How can I make the text appear slowlier?

I think that my game would be even more epic if I just make the text appear in a slowlier way and I don’t know how to do that. Thank you!

An I have another question: How can I make that the game stops when the answer of the player is wrong?

Is this bulls and cows?

I think that my game would be even more epic if I just make the text appear in a slowlier way and I don’t know how to do that. Thank you!

That’s kind of more anvanced programming to do it well so I’m going to give you some easier ideas that as I also want you to do the work.

You could do something like a for and while loop or two while loops, etc using a very high count… depending on the number and the hardware it will take longer. Then you just output one character at the beginning of the while loop and it waits until the next loop finishes. This consumes the thread however and isn’t good.

You could also output one character and have user press a key like the spacebar to get each.

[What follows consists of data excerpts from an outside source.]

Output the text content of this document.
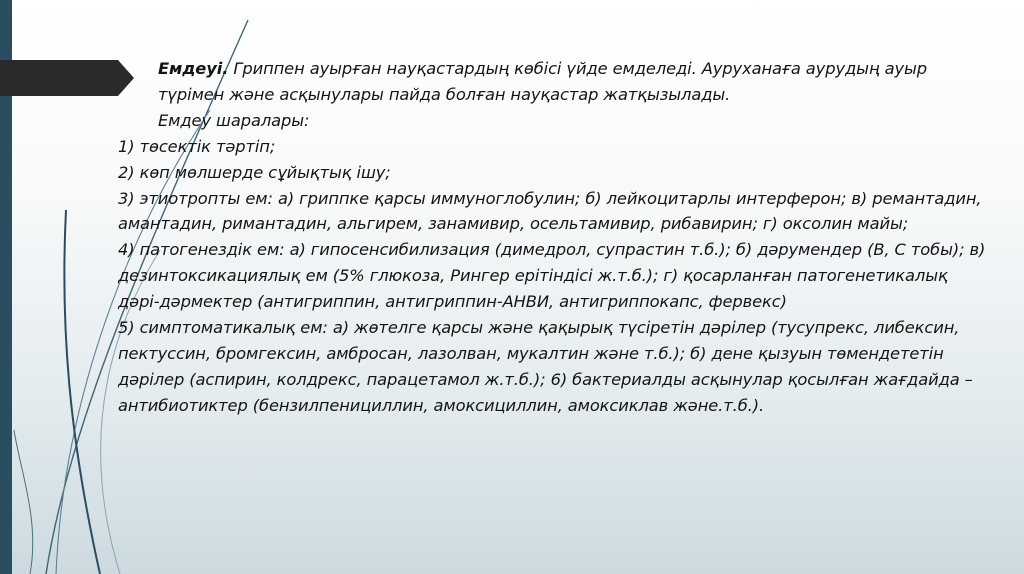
Емдеуі. Гриппен ауырған науқастардың көбісі үйде емделеді. Ауруханаға аурудың ауыр түрімен және асқынулары пайда болған науқастар жатқызылады.

Емдеу шаралары:

1) төсектік тәртіп;

2) көп мөлшерде сұйықтық ішу;

3) этиотропты ем: а) гриппке қарсы иммуноглобулин; б) лейкоцитарлы интерферон; в) ремантадин, амантадин, римантадин, альгирем, занамивир, осельтамивир, рибавирин; г) оксолин майы;

4) патогенездік ем: а) гипосенсибилизация (димедрол, супрастин т.б.); б) дәрумендер (В, С тобы); в) дезинтоксикациялық ем (5% глюкоза, Рингер ерітіндісі ж.т.б.); г) қосарланған патогенетикалық дәрі-дәрмектер (антигриппин, антигриппин-АНВИ, антигриппокапс, фервекс)

5) симптоматикалық ем: а) жөтелге қарсы және қақырық түсіретін дәрілер (тусупрекс, либексин, пектуссин, бромгексин, амбросан, лазолван, мукалтин және т.б.); б) дене қызуын төмендететін дәрілер (аспирин, колдрекс, парацетамол ж.т.б.); 6) бактериалды асқынулар қосылған жағдайда – антибиотиктер (бензилпенициллин, амоксициллин, амоксиклав және.т.б.).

To do it properly, you would need, at a minimum, a timer. One way is to put it on a background thread and wait for x about of time outputting one character for each loop. I’m sure there’s other ways.

Example https://www.geeksforgeeks.org/timer-c-using-system-calls/

The problem with the example is that nothing else can be done while its looping. You can’t be doing anything else while its running. Threading and other things can open up the to still allow the user to use the program. At least here, its not a big deal.

An I have another question: How can I make that the game stops when the answer of the player is wrong?

Depends at which point you’re at. If finished, you can just break from the while loop used to play game using if check on correct answer bool.

Sorry, I was refering to TripleX.

Still the same as what I typed above.

To add to the 2nd quote (I do this for you now but that’s all),

    if (bLevelComplete) 
    {
        ++LevelDifficulty;
    }
    else
    {
        break; // Exit game when answer is wrong
    }

or because its using (LevelDifficulty <= MaxDifficulty)…

    else
    {
        LevelDifficulty = MaxDifficulty + 1; // Exit game when answer is wrong
    }

or you can even do this…

   while ((LevelDifficulty <= MaxDifficulty) && bLevelComplete) // Also exits game when answer is wrong
   {...}

But don’t get into the habit of being one of those people who tries to get all code being done for you. That’s not a good programmer. You learn nothing by copy/pasting and moving on.

loops… break; will exit loop, continue; will skip to next loop iteration (skipping anything below it and so is used to do that).

functions… return; or return [function return type with value]; will return from a function where ever you have it called.

These are important to control code execution and are excellent to know :slight_smile:

Its better if you take the examples and make it into your own thing.